Szwajcarska Financial Market Supervisory Authority (Finma) „ściśle współpracuje z władzami w innych krajach, gdyż wiele banków na całym świecie może być zamieszanych w tę sprawę" – głosi oświadczenie szwajcarskiego nadzoru. Wśród firm objętych dochodzeniem są również krajowe banki – dodała Finma.

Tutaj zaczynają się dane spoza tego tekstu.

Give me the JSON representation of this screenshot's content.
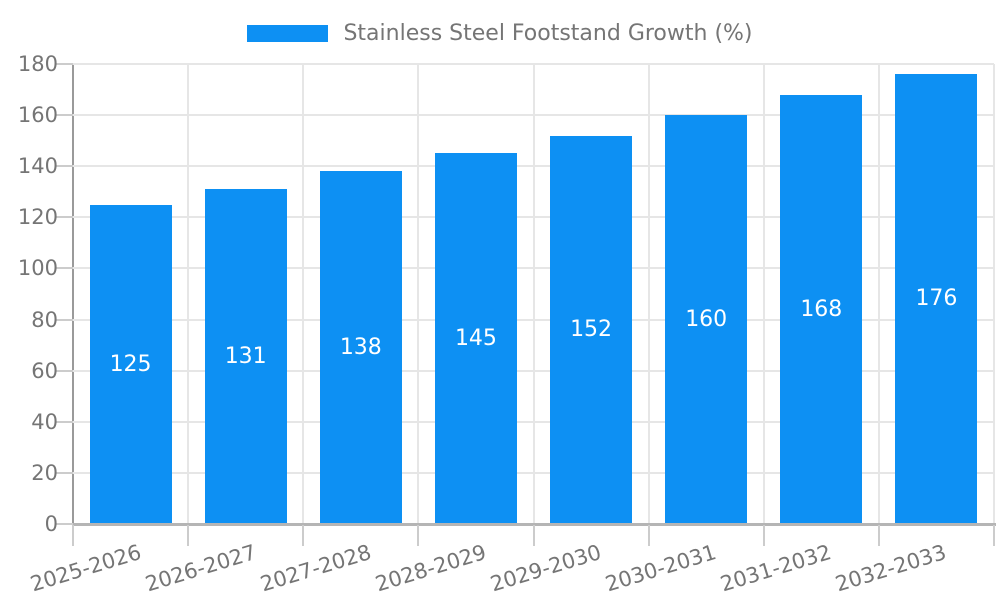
{
  "chart_data": {
    "type": "bar",
    "title": "Stainless Steel Footstand Growth (%)",
    "categories": [
      "2025-2026",
      "2026-2027",
      "2027-2028",
      "2028-2029",
      "2029-2030",
      "2030-2031",
      "2031-2032",
      "2032-2033"
    ],
    "series": [
      {
        "name": "Stainless Steel Footstand Growth (%)",
        "values": [
          125,
          131,
          138,
          145,
          152,
          160,
          168,
          176
        ]
      }
    ],
    "xlabel": "",
    "ylabel": "",
    "ylim": [
      0,
      180
    ],
    "ytick_step": 20,
    "ytick_labels": [
      "0",
      "20",
      "40",
      "60",
      "80",
      "100",
      "120",
      "140",
      "160",
      "180"
    ],
    "grid": true,
    "value_labels": "inside-center",
    "legend_position": "top-center"
  },
  "legend": {
    "label": "Stainless Steel Footstand Growth (%)"
  },
  "colors": {
    "bar": "#0d90f3",
    "value_label": "#ffffff",
    "grid": "#e6e6e6",
    "axis_y": "#9a9a9a",
    "axis_x": "#b5b5b5",
    "tick": "#cccccc",
    "tick_label": "#757575",
    "legend_label": "#757575",
    "background": "#ffffff"
  }
}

Prowadzone obecnie dochodzenie być może jest następstwem prasowych informacji z czerwca zamieszczonych między innymi w serwisach agencji Bloomberg News. Chodzi zapewne o dilerów z kilku największych banków na świecie, którzy ustalali na swoją korzyść kursy walutowe WM/Reuters. Zawierali duże transakcje tuż przed i w czasie 60-sekundowego okienka, w którym są ustalane wiodące kursy. Niektórzy dilerzy działali w zmowie ze swoimi odpowiednikami w innych bankach, by zwiększyć swoje szanse na korzystne ustalenie kursu.

Kursy WM/Reuters wykorzystywane są m.in. przez zarządzających funduszami. Przed czterema miesiącami brytyjska Financial Conduct Authority podała, że właśnie te kursy są przedmiotem jej zainteresowania podczas wszczętego wtedy wstępnego dochodzenia.